I'm creating a PKCE Code Verifier (a random string).

Solution 1 from a StackOverflow answer. (You can copy/paste these code examples into a browser's inspector.)

(function generateCodeVerifier() {
    function dec2hex(dec) {
        return ("0" + dec.toString(16)).substr(-2);
    }
const len = 128;
var array = new Uint32Array( len / 2);
window.crypto.getRandomValues(array);
return Array.from(array, dec2hex).join("");

})()

Question

Why only use the last two hex characters of the numbers?

The following uses the full numbers from the array. Is it weaker than the first solution?

I do notice that the result length of the second solution can vary depending on whether the random numbers generate leading zeros.

Question: can I pad the result for cases where the length must be exact?

(function generateCodeVerifier2() {
    const len = 128;
    var array = new Uint32Array( len / 8);
    window.crypto.getRandomValues(array);
    return Array.from(array, x => x.toString(16)).join("");
})()

Answer 1

generateCodeVerifier takes a random 128-byte bytestring and converts it to hex byte by byte. dec2hex handles the conversion of a byte to two hex characters. The reason for prepending a 0 and taking the rightmost two characters is that if dec is in range [0, 15] then dec.toString(16) is a single character. Oh my, the web is literally littered with that idiom.

generateCodeVerifier2 skips this normalization to two characters, thus any byte is range [0, 15] produces a single character. The average length of the output is thus 248 characters rather than 256, and the character 0 is underrepresented (proportion 1/30 rather than 1/16).

If we pad the result of generateCodeVerifier2 to 256 characters with zeroes as considered in the question, it's non-uniform. In particular the string starts or ends with a 0 (according to the padding side) with >99.97% certainty. Since no security objective is stated in the present question, we can't tell if that's an issue or not.
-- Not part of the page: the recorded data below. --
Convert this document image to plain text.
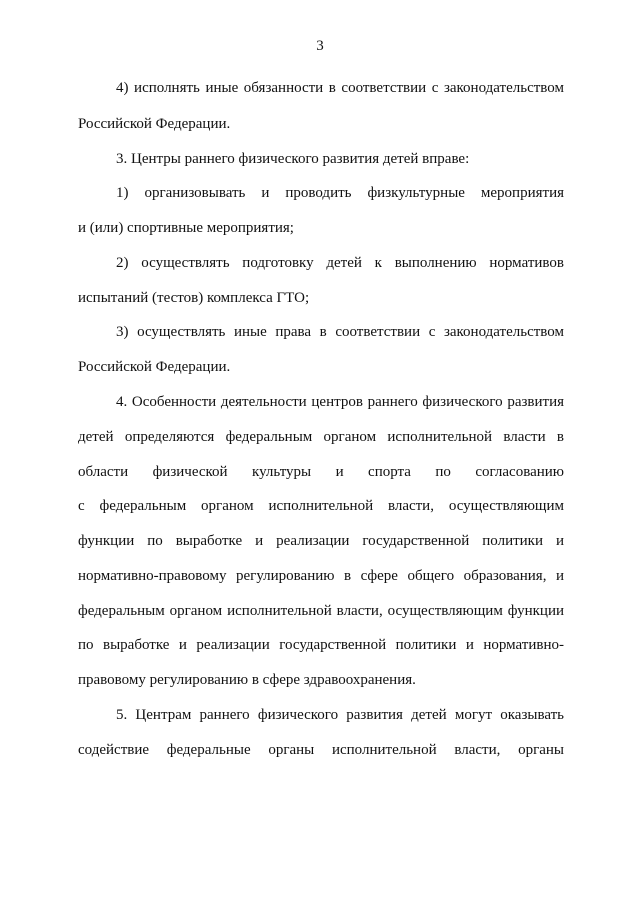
3
4) исполнять иные обязанности в соответствии с законодательством
Российской Федерации.
3. Центры раннего физического развития детей вправе:
1) организовывать и проводить физкультурные мероприятия
и (или) спортивные мероприятия;
2) осуществлять подготовку детей к выполнению нормативов
испытаний (тестов) комплекса ГТО;
3) осуществлять иные права в соответствии с законодательством
Российской Федерации.
4. Особенности деятельности центров раннего физического развития
детей определяются федеральным органом исполнительной власти в
области физической культуры и спорта по согласованию
с федеральным органом исполнительной власти, осуществляющим
функции по выработке и реализации государственной политики и
нормативно-правовому регулированию в сфере общего образования, и
федеральным органом исполнительной власти, осуществляющим функции
по выработке и реализации государственной политики и нормативно-
правовому регулированию в сфере здравоохранения.
5. Центрам раннего физического развития детей могут оказывать
содействие федеральные органы исполнительной власти, органы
In the referred SO question all that matters is that the result is unique, and under that goal the non-uniformity would most likely be a non-issue: the many common ways window.crypto.getRandomValues could be broken (by generating the same value on different occasions, e.g. at each run, or on different machines at the same system time) are very unlikely to make generateCodeVerifier OK but generateCodeVerifier2 broken from the standpoint of producing a unique value.

But said referred SO question uses the code with 28 bytes, and in that case (not the question) the non-uniformity considerably decreases the expected number of draws to reach a collision with sizable probability, assuming a truly uniform window.crypto.getRandomValues. It becomes at least a certificational issue.